Si nous devons tirer une leçon de cette histoire, c’est que face à un problème global, on peut se décourager et se sentir incapable de le résoudre. Pour résoudre les problèmes de sous-développement, il faudrait traiter les maux des sociétés du plus bas niveau, au niveau microéconomique, au niveau des ménages. C’est tout le défi que semble s’est lancé ce livre.
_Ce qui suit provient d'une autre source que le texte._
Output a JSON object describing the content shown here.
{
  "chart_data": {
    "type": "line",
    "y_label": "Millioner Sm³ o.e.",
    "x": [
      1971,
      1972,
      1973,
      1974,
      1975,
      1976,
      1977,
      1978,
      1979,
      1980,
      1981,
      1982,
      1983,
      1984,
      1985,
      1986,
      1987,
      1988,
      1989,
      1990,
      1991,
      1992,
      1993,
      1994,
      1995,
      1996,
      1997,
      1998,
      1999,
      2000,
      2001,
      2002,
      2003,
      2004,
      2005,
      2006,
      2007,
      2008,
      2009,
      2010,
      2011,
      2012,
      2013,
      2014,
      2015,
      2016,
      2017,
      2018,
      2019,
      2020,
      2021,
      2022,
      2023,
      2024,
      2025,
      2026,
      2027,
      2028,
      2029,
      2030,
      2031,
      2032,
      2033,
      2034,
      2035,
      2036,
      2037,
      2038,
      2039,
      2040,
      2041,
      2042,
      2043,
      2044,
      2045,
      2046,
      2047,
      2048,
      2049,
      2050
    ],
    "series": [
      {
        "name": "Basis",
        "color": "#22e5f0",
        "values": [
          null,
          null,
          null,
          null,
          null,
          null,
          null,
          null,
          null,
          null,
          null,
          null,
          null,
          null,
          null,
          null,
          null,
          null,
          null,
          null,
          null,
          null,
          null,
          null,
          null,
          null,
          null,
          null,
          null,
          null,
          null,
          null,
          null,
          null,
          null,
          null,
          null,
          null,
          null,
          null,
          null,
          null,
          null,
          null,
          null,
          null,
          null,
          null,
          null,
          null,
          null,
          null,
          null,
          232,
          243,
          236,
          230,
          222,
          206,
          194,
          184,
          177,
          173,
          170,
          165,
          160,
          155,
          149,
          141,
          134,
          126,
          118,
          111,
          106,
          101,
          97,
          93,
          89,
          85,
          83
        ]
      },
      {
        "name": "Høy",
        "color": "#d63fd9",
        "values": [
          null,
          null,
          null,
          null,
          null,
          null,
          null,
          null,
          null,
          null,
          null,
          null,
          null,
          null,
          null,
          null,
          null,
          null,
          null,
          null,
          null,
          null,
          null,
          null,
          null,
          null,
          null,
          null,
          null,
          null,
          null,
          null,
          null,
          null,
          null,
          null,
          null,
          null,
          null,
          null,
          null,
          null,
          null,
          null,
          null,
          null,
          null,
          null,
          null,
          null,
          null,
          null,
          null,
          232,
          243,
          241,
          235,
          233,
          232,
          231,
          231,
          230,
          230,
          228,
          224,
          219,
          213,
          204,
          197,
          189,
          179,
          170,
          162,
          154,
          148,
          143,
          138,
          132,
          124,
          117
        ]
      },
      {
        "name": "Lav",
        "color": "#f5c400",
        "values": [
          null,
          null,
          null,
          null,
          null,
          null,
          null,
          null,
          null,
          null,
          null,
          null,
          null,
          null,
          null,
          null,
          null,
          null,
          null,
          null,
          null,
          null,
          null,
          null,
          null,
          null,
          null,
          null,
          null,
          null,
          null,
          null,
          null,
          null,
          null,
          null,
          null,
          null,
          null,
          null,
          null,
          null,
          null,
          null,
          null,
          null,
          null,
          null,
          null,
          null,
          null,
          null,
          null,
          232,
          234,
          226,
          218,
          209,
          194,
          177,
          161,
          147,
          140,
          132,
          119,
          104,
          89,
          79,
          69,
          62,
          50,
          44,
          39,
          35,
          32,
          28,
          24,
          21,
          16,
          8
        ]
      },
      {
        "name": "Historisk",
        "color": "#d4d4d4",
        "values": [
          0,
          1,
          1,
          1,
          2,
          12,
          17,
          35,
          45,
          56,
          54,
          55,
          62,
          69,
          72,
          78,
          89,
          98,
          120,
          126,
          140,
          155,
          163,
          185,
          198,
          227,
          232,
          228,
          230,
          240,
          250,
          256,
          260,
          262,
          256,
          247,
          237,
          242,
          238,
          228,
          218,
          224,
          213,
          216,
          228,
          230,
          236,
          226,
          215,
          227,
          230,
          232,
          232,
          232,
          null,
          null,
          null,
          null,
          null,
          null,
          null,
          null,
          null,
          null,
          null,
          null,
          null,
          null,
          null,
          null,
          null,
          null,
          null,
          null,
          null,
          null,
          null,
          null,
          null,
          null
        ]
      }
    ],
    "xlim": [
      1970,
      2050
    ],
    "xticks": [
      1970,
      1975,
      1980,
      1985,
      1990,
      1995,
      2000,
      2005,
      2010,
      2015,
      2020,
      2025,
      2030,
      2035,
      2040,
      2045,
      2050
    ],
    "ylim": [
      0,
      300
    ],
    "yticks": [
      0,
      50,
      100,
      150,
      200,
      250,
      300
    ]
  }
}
Duflo et Banerjee citent plusieurs études d’évaluation d’impact, notamment par la méthode essai aléatoire randomisé, RCT, une méthode motivant, selon le jury, l’obtention du prix Nobel d’économie 2019 par les auteurs du livre. La méthode RCT consiste à comparer deux groupes d’individus : un groupe de traitement et un groupe de contrôle. Les exemples et études réalisées sont multiples. Il peut s’agir de l’évaluation de l’éducation, de la santé des enfants ou encore d’un programme de micro-crédit. Dans le cas du micro-crédit, à titre d’exemple, la méthode se déroule comme suit : le groupe de traitement reçoit un financement pour la mise en place d’un projet, et le groupe de contrôle n’en reçoit pas mais voudrait aussi mettre en place un projet. Le but consiste à comparer les effets du financement sur la mise en place du projet, c’est-à-dire de savoir si les individus n’arrivent pas à réaliser leurs projets à cause d’un manque d’argent ou à cause d’autres facteurs (contraintes sociales, conjonctures économiques, etc.) ; et permettre ainsi aux décideurs de mieux orienter leurs politiques de développement. En revanche, l’efficacité de la méthode n’est pas unanimement partagée par les professionnels du domaine. Elle fait débat au sein de la communauté des économistes. Un nombre important de travaux est publié pour décrire les limites des RCT, notamment le livre Randomized Control Trials in the Field of Development, de Bédécarrats et al.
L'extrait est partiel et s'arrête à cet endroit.